Lawsuit: WVU Medical Underpaid Workers Following Kronos Data Breach
by Erin Shaak
Ware et al. v. West Virginia University Medical Corporation
Filed: July 11, 2022 ◆§ 1:22-cv-00054
A lawsuit claims that West Virginia University Medical Corp. failed to properly pay employees in the wake of a data breach that compromised its payroll system.
West Virginia
A proposed class and collective action claims that West Virginia University Medical Corporation has failed to pay employees proper wages in the wake of a data breach that compromised its timekeeping and payroll system.
According to the 14-page lawsuit, the December 2021 ransomware hack of the Kronos timekeeping and payroll system prevented WVU Medical from properly tracking workers’ hours for the purposes of calculating regular wages and overtime. Per the case, the defendant addressed the problem by instructing employees to manually record their hours so a pay correction could be issued at a later time.
The lawsuit alleges, however, that WVU Medical decided not to use those records and instead paid workers based on the amount of wages they received for the pay period ending on December 3, 2021, just prior to the hack. According to the plaintiff, who worked as an administrative assistant/behavioral health technician at a Weston, West Virginia facility until March 1, 2022, many employees were underpaid as a result of the defendant’s pay conduct.
“The method implemented by WVU Medical to address the Kronos hack caused Plaintiff and the Putative Class Members to have performed work for which they were not compensated, and further created a miscalculation of their regular rate(s) of pay for purposes of calculating their overtime compensation each workweek,” the complaint states. “As a result, WVU Medical’s hourly employees were not paid for all hours worked, and/or were not paid the proper overtime premium after the onset of the Kronos hack.”
The lawsuit contends that although WVU Medical eventually paid its workers after reviewing their manually recorded hours, the delay “resulted in late and/or insufficient payment of wages owed” in violation of state and federal laws.

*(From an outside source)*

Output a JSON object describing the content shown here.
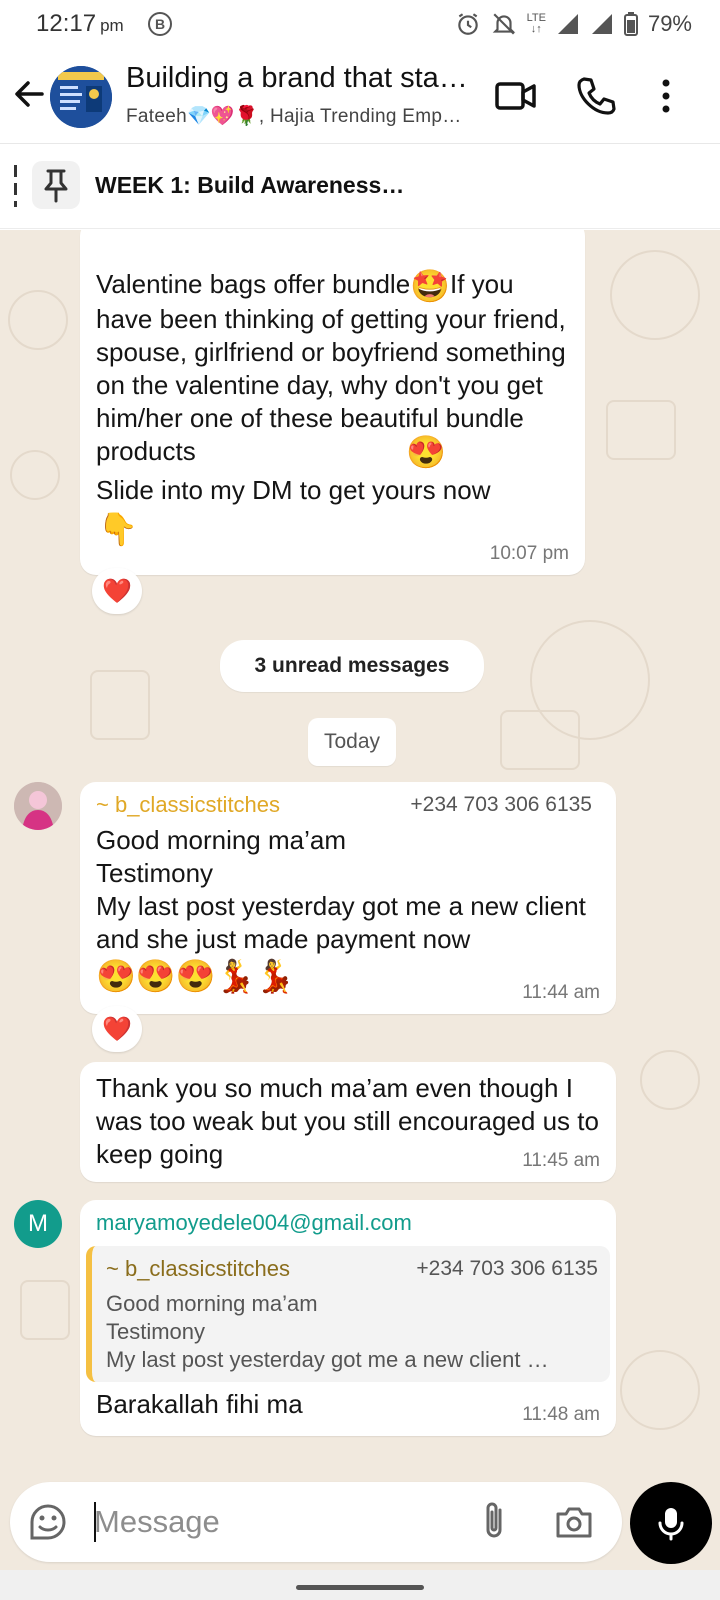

“WVU Medical pushed the cost of the Kronos hack onto the most economically vulnerable people in its workforce; its hourly employees who rely on the full and timely payment of their wages to make ends meet,” the complaint scathes.
The lawsuit looks to represent current and former hourly employees who were employed by WVU Medical anywhere in the U.S. from November 28, 2021 through the final disposition in this matter and have been subjected to the same allegedly “illegal pay system” implemented by the defendant to address the Kronos hack.